Since discovery of HIV/AIDS in the late 1970s, there has been substantial evolution in our ability to identify, treat, and prevent the disease. At the onset of the current HIV/AIDS epidemic, cases of the disease had been reported across 5 countries (Avert.org, History of HIV and AIDS Overview). Researchers worldwide worked diligently to find the best early detection methods to understand the extent of the epidemic and initiate research tailored toward treatment, access to treatment, and most recently, prevention of the disease in vulnerable populations. Over the past 30 years, significant strides have been made in efficacy and safety of treatments as well as in disease prevention.
The International AIDS Society held their 10th annual conference on HIV Science in July of 2019. At the end of the conference, Anne Rancourt, Communications Section Chief of the National Institute of Allergy and Infectious Diseases took time to catch up with Dr. Carl Dieffenbach, the Director of the Division of AIDS at the National Institute of Allergy and Infectious Disease, in an interview posted to the HIV.gov Facebook page. During the interview, they discussed the significant findings and advancements in treatment, the prevention of the disease in current years and its impact moving forward. Dr. Dieffenbach explained that treatment options are constantly evolving – with a goal of decreasing the frequency of treatment, ranging from the dosages needed to the combination of medications prescribed. He spoke to the fact that through research, treatment has evolved from several pills a day to a fixed-dose (often one pill/day) and touched on current research into possible administration of long-term, injectable or implantable therapies.
While these advancements are promising, gaps and barriers to disease prevention still exist and must be addressed, specifically in communities like those in sub-Saharan Africa. Dr. Dieffenbach discusses in length research studies like HPTN 082, ASPIRE, The Ring Study, and HOPE, which have all provided beneficial information for the future of treatment and prevention.
According to HIV.gov, studies have shown that acceptance of treatment continues to be stigmatized in these communities. Additional findings from these studies suggest that communication regarding available therapies could be more widespread and effective in the community. Similarly, methods to increase adherence to treatment plans need to be discovered and implemented in order to increase disease prevention within these populations.
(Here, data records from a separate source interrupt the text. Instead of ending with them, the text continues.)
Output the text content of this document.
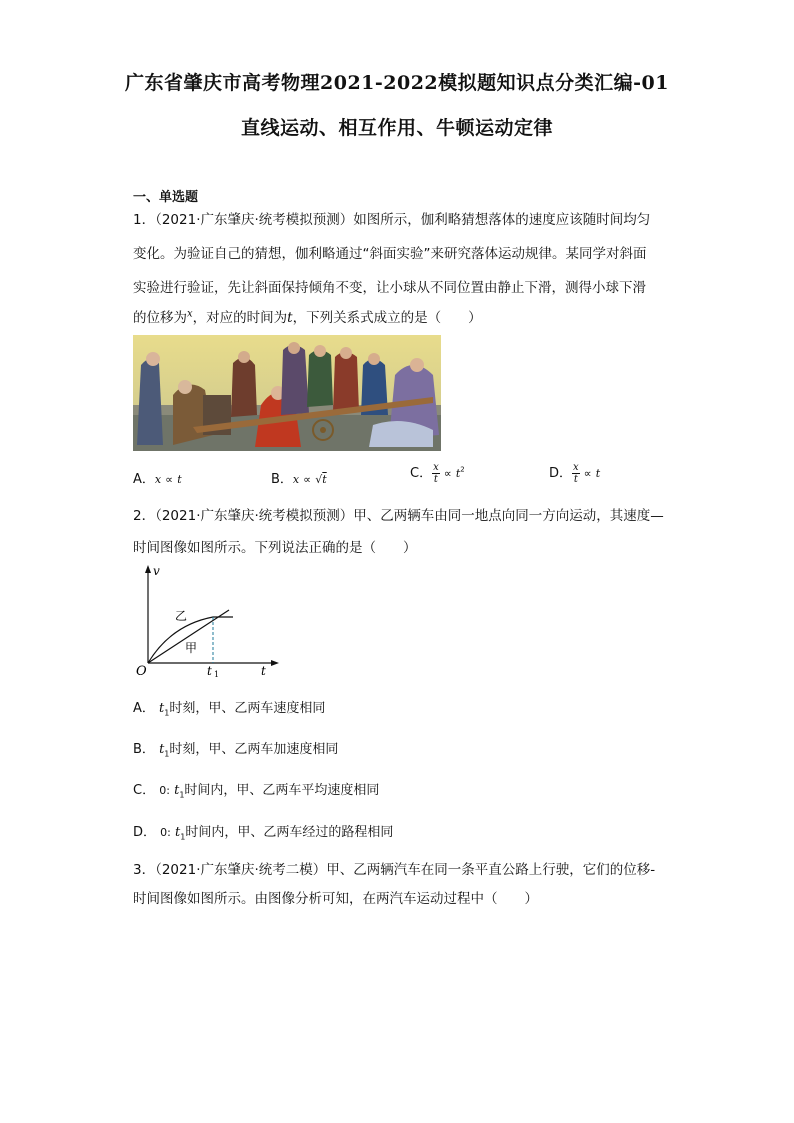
广东省肇庆市高考物理2021-2022模拟题知识点分类汇编-01
直线运动、相互作用、牛顿运动定律
一、单选题
1．（2021·广东肇庆·统考模拟预测）如图所示，伽利略猜想落体的速度应该随时间均匀
变化。为验证自己的猜想，伽利略通过“斜面实验”来研究落体运动规律。某同学对斜面
实验进行验证，先让斜面保持倾角不变，让小球从不同位置由静止下滑，测得小球下滑
的位移为$^x$，对应的时间为t，下列关系式成立的是（　　）
A．x ∝ t	B．x ∝ √t	C． $\frac{x}{t} \propto t^2$	D． $\frac{x}{t} \propto t$
2．（2021·广东肇庆·统考模拟预测）甲、乙两辆车由同一地点向同一方向运动，其速度—
时间图像如图所示。下列说法正确的是（　　）
v
t
O
乙
甲
t 1
A． $t_1$时刻，甲、乙两车速度相同
B． $t_1$时刻，甲、乙两车加速度相同
C． 0: $t_1$时间内，甲、乙两车平均速度相同
D． 0: $t_1$时间内，甲、乙两车经过的路程相同
3．（2021·广东肇庆·统考二模）甲、乙两辆汽车在同一条平直公路上行驶，它们的位移-
时间图像如图所示。由图像分析可知，在两汽车运动过程中（　　）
As for the fixed-dose treatment, Dr. Dieffenbach examines the severe discrepancy of information regarding pharmacology for men versus women, specifically for TAF, the daily pill for treatment/prevention. The lack of data on women highlights a need for data collection on all populations affected by the disease to ensure proper access to information regarding treatments and options.
Dr. Dieffenbach explains that since major gaps in prevention are related to accessibility and adherence to care plans, research is being conducted to increase the safety and accessibility of treatment options. Understanding the gaps in prevention among women and girls in sub-Saharan Africa provide clarity on the impact of current HIV/AIDS research and its efficacy on decreasing incidence rates. He mentions that it is likely we will see a significant decrease in issues with adherence to care as we approach longer-term treatment options and as research on a global vaccine for HIV called MOSAICO continues.
As a society we have made remarkable advancements in treatment and prevention, but as Dr. Dieffenbach makes clear, there is still significant work to be done particularly in female and vulnerable populations. Increasing HIV/AIDS awareness, education and advocacy for prevention and treatment should continue to be a top priority as the research community continues to advance universally accessible therapies.
Above all, it is critical understand that the most important advancements in HIV/AIDS treatment and prevention are those that reach our most vulnerable populations.